Zakat, infak dan sedekah memiliki persamaan dalam peranannya memberikan kontribusi yang signifikan dalam pengentasan kemiskinan. Adapun perbedaannya yaitu zakat hukumnya wajib sedangkan infaq dan sedekah hukumnya sunnah. Atau zakat yang dimaksudkan adalah sesuatu yang wajib dikeluarkan, sementara infak dan sedekah adalah istilah yang digunakan untuk sesuatu yang tidak wajib dikeluarkan. Jadi pengeluaran yang sifatnya sukarela itu yang disebut infak dan sedekah. Zakat ditentukan nisabnya sedangkan infak dan sedekah tidak memiliki batas. Zakat ditentukan siapa saja yang berhak menerimanya sedangkan infak boleh diberikan kepada siapa saja.
Seseorang yang mempunyai atau memenuhi syarat untuk menunaikan zakat, tidak boleh meninggalkan kewajibannya untuk menunaikan zakat tersebut. Telah dijelaskan dalam QS al-Baqarah ayat 43. Bahwa kewajiban zakat sangat penting seperti halnya kewajiban menunaikan salat. Setiap muslim yang telah mencapai nisabnya, wajib mengeluarkan zakatnya.
Menurut bahasa, zakat berarti suci, berkembang, dan berkah. Artinya dengan mengeluarkan zakat, harta kekayaan seseorang akan menjadi suci, bertambah dan berkah. Setiap muslim yang mempunyai harta kekayaan dan telah mencapai nisabnya maka wajib untuk dikeluarkan zakatnya, agar harta yang dimilikinya menjadi suci. Jika tidak mengeluarkan zakat, maka ingatlah siksa Allah SWT amatlah pedih. Ketika di hari kiamat, harta yang tidak digunakan untuk zakat, akan dibakar di api neraka yang kemudian harta tersebut akan membakar jidat dan lambung sang pemilik harta yang tidak diinfakkan tersebut. Sebagaimana diterangkan dalam firman Allah SWT dalam Alquran.
“Pada hari dipanaskan emas perak itu dalam neraka Jahannam, lalu dibakar dengannya dahi mereka, lambung dan punggung mereka (lalu dikatakan) kepada mereka: “Inilah harta bendamu yang kamu simpan untuk dirimu sendiri, Maka rasakanlah sekarang (akibat dari) apa yang kamu simpan itu.” (Q.S. At-Taubat ayat 35)
Ayat di atas menerangkan bahwa siksa Allah sangatlah pedih bagi orang-orang yang mempunyai harta dan tidak mengeluarkan zakat jika telah mencapai nisabnya. Zakat sebagai rukun Islam yang kelima bagi muslim Indonesia bukan sesuatu yang asing. Ia telah dilaksanakan dan ditunaikan oleh sebagiannya dengan sukarela dan tidak ada paksanaan. Lihatlah para petani masa lalu, walaupun mereka bekerja keras bercocok tanam padi, namun ketika hasil panennya mencapai nisab zakat dengan rela mengikut perintah Allah dari hasil panennya itu.

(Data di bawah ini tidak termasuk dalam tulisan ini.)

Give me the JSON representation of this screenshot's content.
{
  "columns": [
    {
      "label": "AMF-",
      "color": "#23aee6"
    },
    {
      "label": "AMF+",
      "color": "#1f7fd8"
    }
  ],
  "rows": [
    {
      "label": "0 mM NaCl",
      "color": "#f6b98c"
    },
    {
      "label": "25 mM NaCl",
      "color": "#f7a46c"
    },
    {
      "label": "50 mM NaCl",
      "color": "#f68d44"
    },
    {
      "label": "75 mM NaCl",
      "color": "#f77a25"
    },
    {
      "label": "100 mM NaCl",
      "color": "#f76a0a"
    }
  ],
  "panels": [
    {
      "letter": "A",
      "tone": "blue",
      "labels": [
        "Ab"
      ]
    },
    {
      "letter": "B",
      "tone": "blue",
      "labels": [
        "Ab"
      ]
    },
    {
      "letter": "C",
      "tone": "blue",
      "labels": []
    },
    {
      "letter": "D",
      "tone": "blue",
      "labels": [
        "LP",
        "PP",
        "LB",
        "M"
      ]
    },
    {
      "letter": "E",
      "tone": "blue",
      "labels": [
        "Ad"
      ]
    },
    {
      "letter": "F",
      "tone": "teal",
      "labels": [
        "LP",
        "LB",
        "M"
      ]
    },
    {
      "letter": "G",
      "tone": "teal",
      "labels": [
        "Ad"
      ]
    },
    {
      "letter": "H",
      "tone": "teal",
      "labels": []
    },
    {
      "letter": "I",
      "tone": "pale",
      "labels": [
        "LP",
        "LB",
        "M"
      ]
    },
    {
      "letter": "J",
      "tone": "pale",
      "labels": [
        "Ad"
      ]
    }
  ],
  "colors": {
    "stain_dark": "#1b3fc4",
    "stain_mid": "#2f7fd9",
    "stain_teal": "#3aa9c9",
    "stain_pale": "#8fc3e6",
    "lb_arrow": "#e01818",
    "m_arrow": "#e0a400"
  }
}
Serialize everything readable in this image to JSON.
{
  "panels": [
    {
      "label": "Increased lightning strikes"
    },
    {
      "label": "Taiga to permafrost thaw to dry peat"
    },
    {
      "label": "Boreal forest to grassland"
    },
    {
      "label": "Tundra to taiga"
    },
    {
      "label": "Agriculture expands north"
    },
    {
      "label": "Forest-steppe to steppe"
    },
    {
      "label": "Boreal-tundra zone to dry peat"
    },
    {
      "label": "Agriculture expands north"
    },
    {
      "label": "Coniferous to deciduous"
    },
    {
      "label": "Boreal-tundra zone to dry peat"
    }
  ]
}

Berbicara masalah zakat di Provinsi Riau sebagai orang Melayu penunaian zakat melalui badan resmi yang ditentukan oleh undang-undang. Yakni Badan Amil Zakat pada awalnya kurang mendapat tanggapan positif para muzakki karena kebiasaan yang berlangsung selama ini zakat diserahkan langsung kepada orang-orang tertentu dalam bentuk konsumtif. Seperti kepada guru-guru mengaji para tetangga dan orang-orang yang mereka kenal san sebagainya. Dampaknya zakat tidak pernah mampu mengangkat si fakir miskin untuk lepas dari keterpurukan hidupnya.
Kini badan amil zakat telah mulai dipercayai oleh para muzakki untuk menyalurkan zakat,infaq dan sedekah. Bahkan beberapa tahun terakhir dana zakat, infak dan sedekah yang terhimpun di seluruh Baznas se-Provinsi Riau telah mencapai Rp45 miliar. Beberapa kabupaten berkat kepedulian kepala daerahnya yang semula hanya terhimpun ratusan ribu meningkat menjadi miliaran rupiah.